Big businesses can afford to pay our state representatives to enact “loopholes” that will eventually require them to not pay any taxes due; a benefit that small businesses cannot afford to lobby for.
Just last year, Amazon came to a temporary agreement in California to avoid paying back-taxes it already owes and deter a million dollar lawsuit brought on by the State of California. The company essentially promised to open distribution centers there, opening jobs for Californians in an effort to avoid paying current and back taxes. Through lobbying efforts in the State’s capitol, Amazon walked away scot-free.
In an article published by The Seattle Times last year, it writes:
“We found that the company is a virtual no-show in the civic life of Seattle, contributing to nonprofits and charities a tiny fraction of what other big corporations give.
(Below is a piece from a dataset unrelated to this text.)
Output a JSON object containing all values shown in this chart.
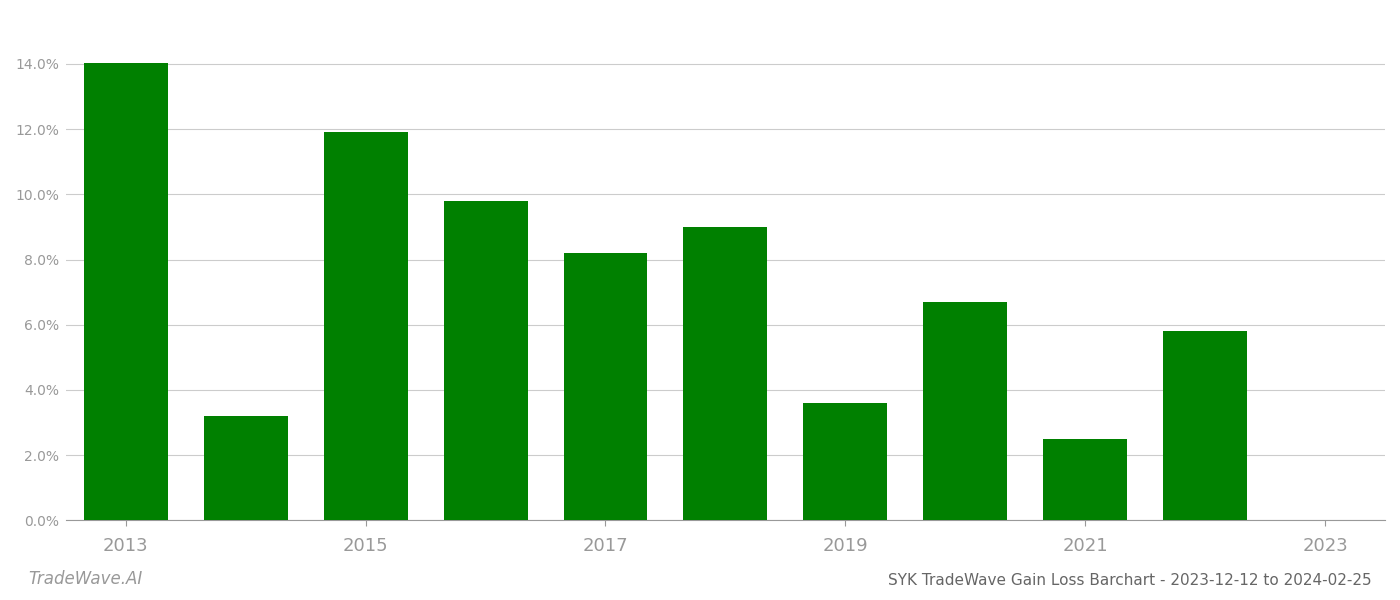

In the political world, the company's hardball efforts to fend off collecting sales taxes — a key advantage over brick-and-mortar stores — has ignited a backlash in several states. In the publishing world, smaller companies have begun to publicly criticize Amazon's bullying tactics. And in some of its warehouses around the country, Amazon is drawing fire for harsh conditions endured by workers.”
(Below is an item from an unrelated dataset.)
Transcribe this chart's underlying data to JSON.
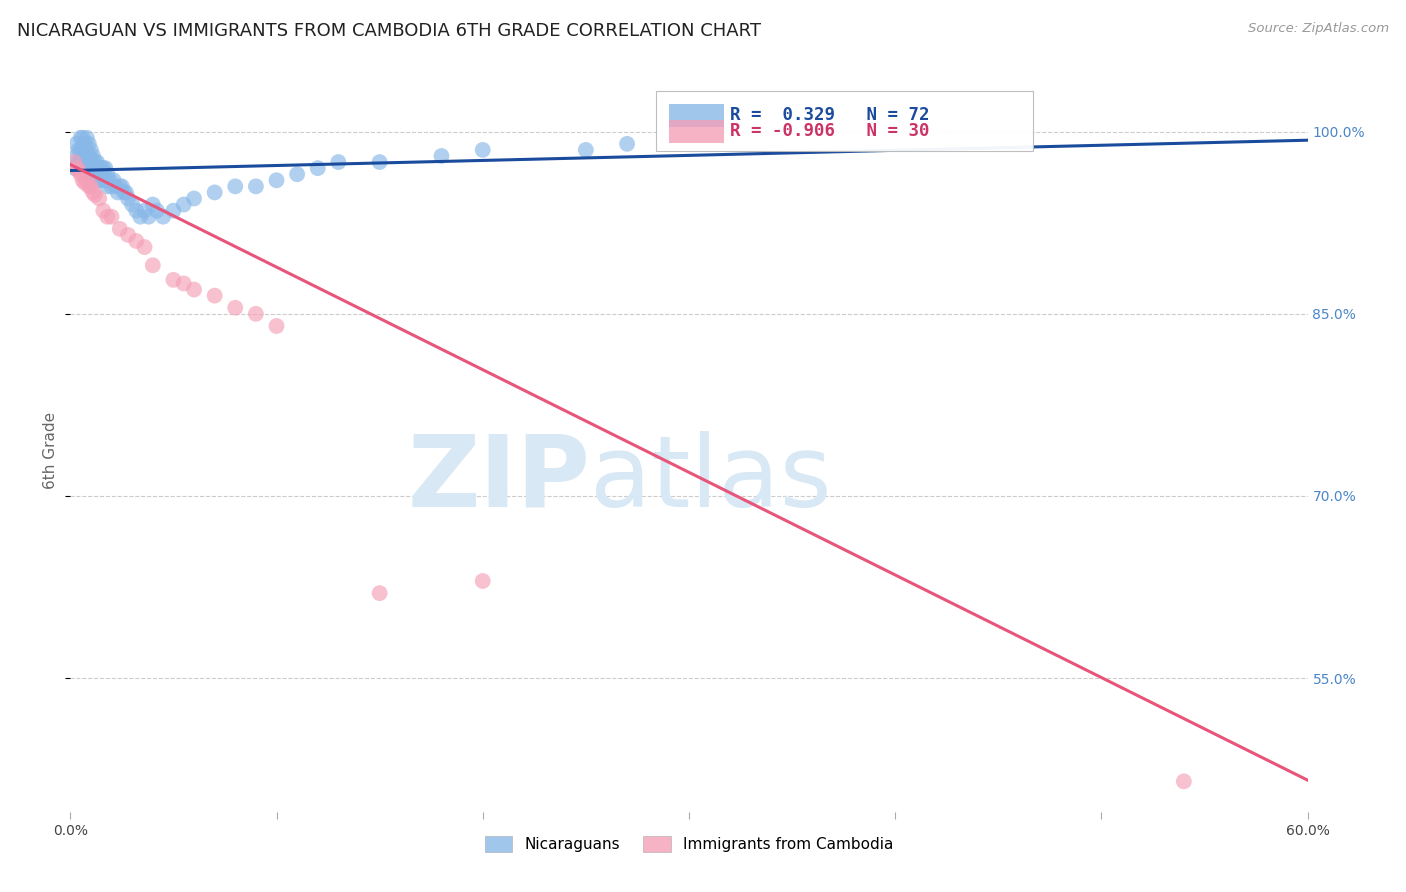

Amazon recently purchased the Washington Post in an effort to stave off criticism about the company, though publicly they’re saying otherwise. CEO, Jeff Bezos, assures that his business is books not news, but the news organization’s acquisition is already in Amazon’s corner.
“The bill was Amazon’s top concern, accounting for nearly as many visits to lawmakers as electronic privacy, skilled-worker visas and all other issues combined. In addition, political-action committees of Amazon, eBay and similar businesses collectively are among the biggest sources of campaign donations to House Judiciary Committee members this year.” (Albuquerque Journal)
When an organization like Amazon “lobbies” for or against legislation, they are there to bribe our representatives in the form of unaccounted monetary donations, trips and other “gifts” and amenities. One must wonder how much did Amazon pay U.S. Senator Dick Durbin and fellow Democratic Rep. Suzan DelBene, a House Judiciary Committee member and a co-sponsor of the bill, to push this bill through?